Он попробовал подняться, и понял, что на этот раз ему крепко досталось. По-видимому, несколько рёбер с левой стороны были сломаны; они стесняли дыхание и сковывали движения. Превозмогая боль, подтягиваясь на руках, ему удалось выбраться из расщелины между тремя плоскими камнями. Взрыв не потревожил их, и они прикрыли его своими многотонными покатыми спинами.

"Наглядная демонстрация первого правила выживания, — подумал Отто. — Не высовывайся"!

Но его ирония в этих обстоятельствах казалась жалкой и неуместной. У него сильно кружилась голова, в глазах плавали звёзды, тошнило.

"Похоже на сотрясение", — с досадой подумал он, ощупывая огромную шишку на лбу. Придерживаясь за пень метровой высоты, осторожно, чтобы не зацепить раненую ногу, ему удалось подняться.
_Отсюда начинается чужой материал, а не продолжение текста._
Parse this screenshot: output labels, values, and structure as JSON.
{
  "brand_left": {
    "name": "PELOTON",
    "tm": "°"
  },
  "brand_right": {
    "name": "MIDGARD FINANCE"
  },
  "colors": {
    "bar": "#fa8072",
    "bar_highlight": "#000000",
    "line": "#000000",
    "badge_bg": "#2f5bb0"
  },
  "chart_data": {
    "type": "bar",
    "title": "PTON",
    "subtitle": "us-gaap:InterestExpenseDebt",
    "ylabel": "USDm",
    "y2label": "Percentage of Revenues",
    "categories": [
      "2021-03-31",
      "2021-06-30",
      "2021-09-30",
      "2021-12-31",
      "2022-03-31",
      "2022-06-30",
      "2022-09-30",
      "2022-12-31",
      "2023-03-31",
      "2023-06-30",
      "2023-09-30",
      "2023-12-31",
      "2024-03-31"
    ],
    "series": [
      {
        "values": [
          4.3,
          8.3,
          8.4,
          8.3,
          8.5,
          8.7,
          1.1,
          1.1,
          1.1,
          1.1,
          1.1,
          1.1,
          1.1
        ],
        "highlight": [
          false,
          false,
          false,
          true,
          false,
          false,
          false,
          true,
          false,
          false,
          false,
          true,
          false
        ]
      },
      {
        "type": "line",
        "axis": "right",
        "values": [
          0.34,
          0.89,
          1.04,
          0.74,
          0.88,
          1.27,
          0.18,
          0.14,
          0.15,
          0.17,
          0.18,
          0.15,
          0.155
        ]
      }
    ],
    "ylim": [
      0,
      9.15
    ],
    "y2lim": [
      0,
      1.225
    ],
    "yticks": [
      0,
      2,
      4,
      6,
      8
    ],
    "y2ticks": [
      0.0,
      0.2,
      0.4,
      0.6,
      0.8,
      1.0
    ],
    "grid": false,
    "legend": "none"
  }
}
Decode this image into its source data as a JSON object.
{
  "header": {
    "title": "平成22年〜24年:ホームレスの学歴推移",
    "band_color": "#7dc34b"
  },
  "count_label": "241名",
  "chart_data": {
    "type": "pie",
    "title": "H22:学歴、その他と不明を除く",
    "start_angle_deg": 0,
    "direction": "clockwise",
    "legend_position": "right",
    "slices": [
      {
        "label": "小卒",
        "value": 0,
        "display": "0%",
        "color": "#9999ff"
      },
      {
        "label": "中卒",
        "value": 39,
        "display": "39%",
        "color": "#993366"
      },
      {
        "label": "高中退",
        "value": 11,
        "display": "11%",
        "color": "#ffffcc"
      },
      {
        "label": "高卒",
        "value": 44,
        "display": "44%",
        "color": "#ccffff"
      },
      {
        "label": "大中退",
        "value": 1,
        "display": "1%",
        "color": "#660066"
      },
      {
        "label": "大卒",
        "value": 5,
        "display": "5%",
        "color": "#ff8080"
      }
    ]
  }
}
Отто покрутил головой, радуясь, что хотя бы с шеей всё в порядке, и замер перед открывшейся картиной: ни одного уцелевшего дерева, ни одного знакомого валуна. Остатки берёзы, на которую он налетел, лежали тут же неподалеку. Отто недоверчиво ощупал свою шишку. "Неужели это я её так?" Но было не до смеха.

Он стряхнул с себя мусор, и приподнялся на здоровой ноге над своим укрытием. Да, мир изменился. Таинственного острова больше не было. Была свалка строительных материалов: леса, камня, щебня. Теперь должно было пройти немало лет, чтобы всё это как-то ожило, поднялись новые деревья, распустились старые, всё опять зацвело, зазеленело и прикрыло наготу камня.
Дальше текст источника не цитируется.